In a recent article in Stanford Social Innovation Review, John Kania and Mark Kramer of FSG hit upon what is probably the most important element in collective impact and the largest leap for funders and nonprofits: successful collective impact endeavors must be prepared to set an intention or a vision for the future BUT abandon a rigid theory of change for how to get there. This can present a real problem if participants in collective impact come to the table hoping to win support for their theory of change and scale their pre-determined solution. It can also be a problem if a group agrees to examine and define the problem together, but then determines a fixed solution that may not be applicable as events change the context.

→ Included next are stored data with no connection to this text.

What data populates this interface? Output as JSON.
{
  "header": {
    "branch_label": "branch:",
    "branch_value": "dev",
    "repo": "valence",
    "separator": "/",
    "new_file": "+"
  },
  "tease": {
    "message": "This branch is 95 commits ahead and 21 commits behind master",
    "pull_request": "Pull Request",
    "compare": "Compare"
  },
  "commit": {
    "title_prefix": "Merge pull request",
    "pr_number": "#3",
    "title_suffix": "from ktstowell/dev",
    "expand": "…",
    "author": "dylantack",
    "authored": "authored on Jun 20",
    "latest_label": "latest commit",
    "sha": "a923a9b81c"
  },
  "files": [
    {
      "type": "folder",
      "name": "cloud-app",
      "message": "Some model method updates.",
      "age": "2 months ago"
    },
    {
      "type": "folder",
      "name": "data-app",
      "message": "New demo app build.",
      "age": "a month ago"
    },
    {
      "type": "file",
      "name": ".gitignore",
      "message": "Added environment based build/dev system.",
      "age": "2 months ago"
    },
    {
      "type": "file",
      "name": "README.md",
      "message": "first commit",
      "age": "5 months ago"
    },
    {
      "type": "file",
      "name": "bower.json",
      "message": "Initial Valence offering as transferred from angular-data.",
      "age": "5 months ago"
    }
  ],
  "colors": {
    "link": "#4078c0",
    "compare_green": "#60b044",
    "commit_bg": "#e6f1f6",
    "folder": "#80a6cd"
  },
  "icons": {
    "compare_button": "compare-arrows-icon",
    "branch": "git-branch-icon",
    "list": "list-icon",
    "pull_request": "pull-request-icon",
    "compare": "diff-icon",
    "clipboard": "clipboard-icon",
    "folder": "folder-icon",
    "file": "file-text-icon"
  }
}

Collective impact shows real promise as an innovative way to tackle large and intractable challenges. However, engaging in this process requires participants to do some internal reflection and perhaps even some transformation to be successful. If you are a funder who is considering engaging in a collective impact endeavor, we suggest asking yourself some of the following reflective questions to gain clarity about your own interests, goals, and needs:

  • How do we know this is the topic to focus on right now?
  • How comfortable are we redefining the problem and/or the solutions in collaboration with other stakeholders?
  • What is our comfort level with not knowing, being wrong and/or changing course?
  • How many resources, and which resources, are we comfortable putting towards something that we can’t solely control?
  • How much ownership/credit do we want? How much are we willing to share?
  • What timeframe are we comfortable with and able to commit to?
  • How will we know when we are done?

These guiding questions will help you understand what role you are best suited to play in a collaborative venture.